A particle \( A \) of mass \( m \) is moving with a velocity \( v_A \), and collides elastically with a particle \( B \), of mass \( 2m \). Particle \( B \) is initially at rest. After collision, \( A \) moves with a velocity \( v_A' \). If \( v_B \) is the final speed of \( B \), then \( v_A'^2 = k v_B^2 \). The value of \( k \) is ...............

Hint:

For elastic collisions, both momentum and kinetic energy are conserved.
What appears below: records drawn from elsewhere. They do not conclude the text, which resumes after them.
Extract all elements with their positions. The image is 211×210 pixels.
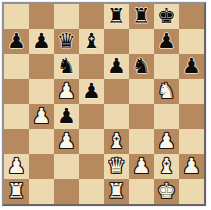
square-b4[interactable]: ♟ — [29, 104, 54, 129]
white-pawn-icon[interactable]: ♟ — [179, 154, 204, 179]
square-g3[interactable]: ♟ — [154, 129, 179, 154]
square-e2[interactable]: ♛ — [104, 154, 129, 179]
square-d5[interactable]: ♟ — [79, 79, 104, 104]
white-knight-icon[interactable]: ♞ — [154, 79, 179, 104]
square-b5[interactable] — [29, 79, 54, 104]
square-a7[interactable]: ♟ — [4, 29, 29, 54]
square-a4[interactable] — [4, 104, 29, 129]
square-d2[interactable] — [79, 154, 104, 179]
white-pawn-icon[interactable]: ♟ — [154, 129, 179, 154]
square-f6[interactable]: ♞ — [129, 54, 154, 79]
black-pawn-icon[interactable]: ♟ — [4, 29, 29, 54]
square-f4[interactable] — [129, 104, 154, 129]
square-e6[interactable]: ♟ — [104, 54, 129, 79]
black-pawn-icon[interactable]: ♟ — [54, 104, 79, 129]
board-frame: ♜♜♚♟♟♛♝♟♞♟♞♟♟♟♞♟♟♟♝♟♟♛♟♝♟♜♜♚ — [1, 1, 207, 207]
white-queen-icon[interactable]: ♛ — [104, 154, 129, 179]
square-e4[interactable] — [104, 104, 129, 129]
square-b7[interactable]: ♟ — [29, 29, 54, 54]
square-h5[interactable] — [179, 79, 204, 104]
black-pawn-icon[interactable]: ♟ — [104, 54, 129, 79]
square-f7[interactable] — [129, 29, 154, 54]
black-bishop-icon[interactable]: ♝ — [79, 29, 104, 54]
square-e5[interactable] — [104, 79, 129, 104]
black-queen-icon[interactable]: ♛ — [54, 29, 79, 54]
chess-board: ♜♜♚♟♟♛♝♟♞♟♞♟♟♟♞♟♟♟♝♟♟♛♟♝♟♜♜♚ — [4, 4, 204, 204]
square-d7[interactable]: ♝ — [79, 29, 104, 54]
white-bishop-icon[interactable]: ♝ — [154, 154, 179, 179]
square-f2[interactable]: ♟ — [129, 154, 154, 179]
square-a5[interactable] — [4, 79, 29, 104]
black-rook-icon[interactable]: ♜ — [104, 4, 129, 29]
black-rook-icon[interactable]: ♜ — [129, 4, 154, 29]
black-pawn-icon[interactable]: ♟ — [29, 29, 54, 54]
square-h1[interactable] — [179, 179, 204, 204]
board-frame-bevel: ♜♜♚♟♟♛♝♟♞♟♞♟♟♟♞♟♟♟♝♟♟♛♟♝♟♜♜♚ — [2, 2, 206, 206]
square-g8[interactable]: ♚ — [154, 4, 179, 29]
square-g4[interactable] — [154, 104, 179, 129]
square-a8[interactable] — [4, 4, 29, 29]
square-h2[interactable]: ♟ — [179, 154, 204, 179]
square-f5[interactable] — [129, 79, 154, 104]
white-king-icon[interactable]: ♚ — [154, 179, 179, 204]
black-knight-icon[interactable]: ♞ — [129, 54, 154, 79]
black-knight-icon[interactable]: ♞ — [54, 54, 79, 79]
square-a1[interactable]: ♜ — [4, 179, 29, 204]
square-h6[interactable]: ♟ — [179, 54, 204, 79]
square-e8[interactable]: ♜ — [104, 4, 129, 29]
white-pawn-icon[interactable]: ♟ — [129, 154, 154, 179]
square-e1[interactable]: ♜ — [104, 179, 129, 204]
square-c3[interactable]: ♟ — [54, 129, 79, 154]
square-d8[interactable] — [79, 4, 104, 29]
white-pawn-icon[interactable]: ♟ — [29, 104, 54, 129]
square-c1[interactable] — [54, 179, 79, 204]
square-g6[interactable] — [154, 54, 179, 79]
square-c2[interactable] — [54, 154, 79, 179]
black-pawn-icon[interactable]: ♟ — [154, 29, 179, 54]
square-b2[interactable] — [29, 154, 54, 179]
black-pawn-icon[interactable]: ♟ — [79, 79, 104, 104]
square-c7[interactable]: ♛ — [54, 29, 79, 54]
square-g1[interactable]: ♚ — [154, 179, 179, 204]
white-pawn-icon[interactable]: ♟ — [54, 79, 79, 104]
square-a3[interactable] — [4, 129, 29, 154]
white-pawn-icon[interactable]: ♟ — [4, 154, 29, 179]
square-d6[interactable] — [79, 54, 104, 79]
square-h8[interactable] — [179, 4, 204, 29]
white-pawn-icon[interactable]: ♟ — [54, 129, 79, 154]
white-rook-icon[interactable]: ♜ — [4, 179, 29, 204]
square-b3[interactable] — [29, 129, 54, 154]
square-g2[interactable]: ♝ — [154, 154, 179, 179]
black-pawn-icon[interactable]: ♟ — [179, 54, 204, 79]
square-g5[interactable]: ♞ — [154, 79, 179, 104]
square-c6[interactable]: ♞ — [54, 54, 79, 79]
square-a6[interactable] — [4, 54, 29, 79]
black-king-icon[interactable]: ♚ — [154, 4, 179, 29]
square-h4[interactable] — [179, 104, 204, 129]
square-b1[interactable] — [29, 179, 54, 204]
white-rook-icon[interactable]: ♜ — [104, 179, 129, 204]
square-e3[interactable]: ♝ — [104, 129, 129, 154]
square-c4[interactable]: ♟ — [54, 104, 79, 129]
square-f3[interactable] — [129, 129, 154, 154]
square-d4[interactable] — [79, 104, 104, 129]
white-bishop-icon[interactable]: ♝ — [104, 129, 129, 154]
square-a2[interactable]: ♟ — [4, 154, 29, 179]
square-e7[interactable] — [104, 29, 129, 54]
square-f1[interactable] — [129, 179, 154, 204]
square-f8[interactable]: ♜ — [129, 4, 154, 29]
square-c8[interactable] — [54, 4, 79, 29]
square-b6[interactable] — [29, 54, 54, 79]
square-d1[interactable] — [79, 179, 104, 204]
square-b8[interactable] — [29, 4, 54, 29]
square-h7[interactable] — [179, 29, 204, 54]
square-g7[interactable]: ♟ — [154, 29, 179, 54]
square-h3[interactable] — [179, 129, 204, 154]
square-d3[interactable] — [79, 129, 104, 154]
square-c5[interactable]: ♟ — [54, 79, 79, 104]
Use these principles to derive the relationships between the velocities of the colliding particles.

Answer 1

Correct Answer: 1

Step 1: Conservation of momentum.
For an elastic collision, momentum is conserved. The total momentum before and after the collision is equal: \[ m v_A = m v_A' + 2m v_B. \] Simplifying, we get \[ v_A = v_A' + 2v_B. \quad \text{(1)} \] Step 2: Conservation of kinetic energy.
For an elastic collision, the total kinetic energy is also conserved: \[ \frac{1}{2} m v_A^2 = \frac{1}{2} m v_A'^2 + \frac{1}{2} 2m v_B^2. \] Simplifying, we get \[ v_A^2 = v_A'^2 + v_B^2. \quad \text{(2)} \] Step 3: Solve the system of equations.
From equation (1), \[ v_A' = v_A - 2v_B. \] Substitute this into equation (2): \[ v_A^2 = (v_A - 2v_B)^2 + v_B^2. \] Expanding: \[ v_A^2 = v_A^2 - 4 v_A v_B + 4v_B^2 + v_B^2 = v_A^2 - 4 v_A v_B + 5v_B^2. \] Simplifying: \[ 0 = -4 v_A v_B + 5v_B^2 \Rightarrow v_A = \frac{5}{4} v_B. \] Thus, \[ v_A'^2 = \left(\frac{5}{4} v_B - 2v_B\right)^2 = \left(\frac{-3}{4} v_B\right)^2 = \frac{9}{16} v_B^2. \] Step 4: Final result.
Therefore, \( k = \frac{9}{16} \). Final Answer: The value of \( k \) is \( \boxed{\frac{9}{16}} \).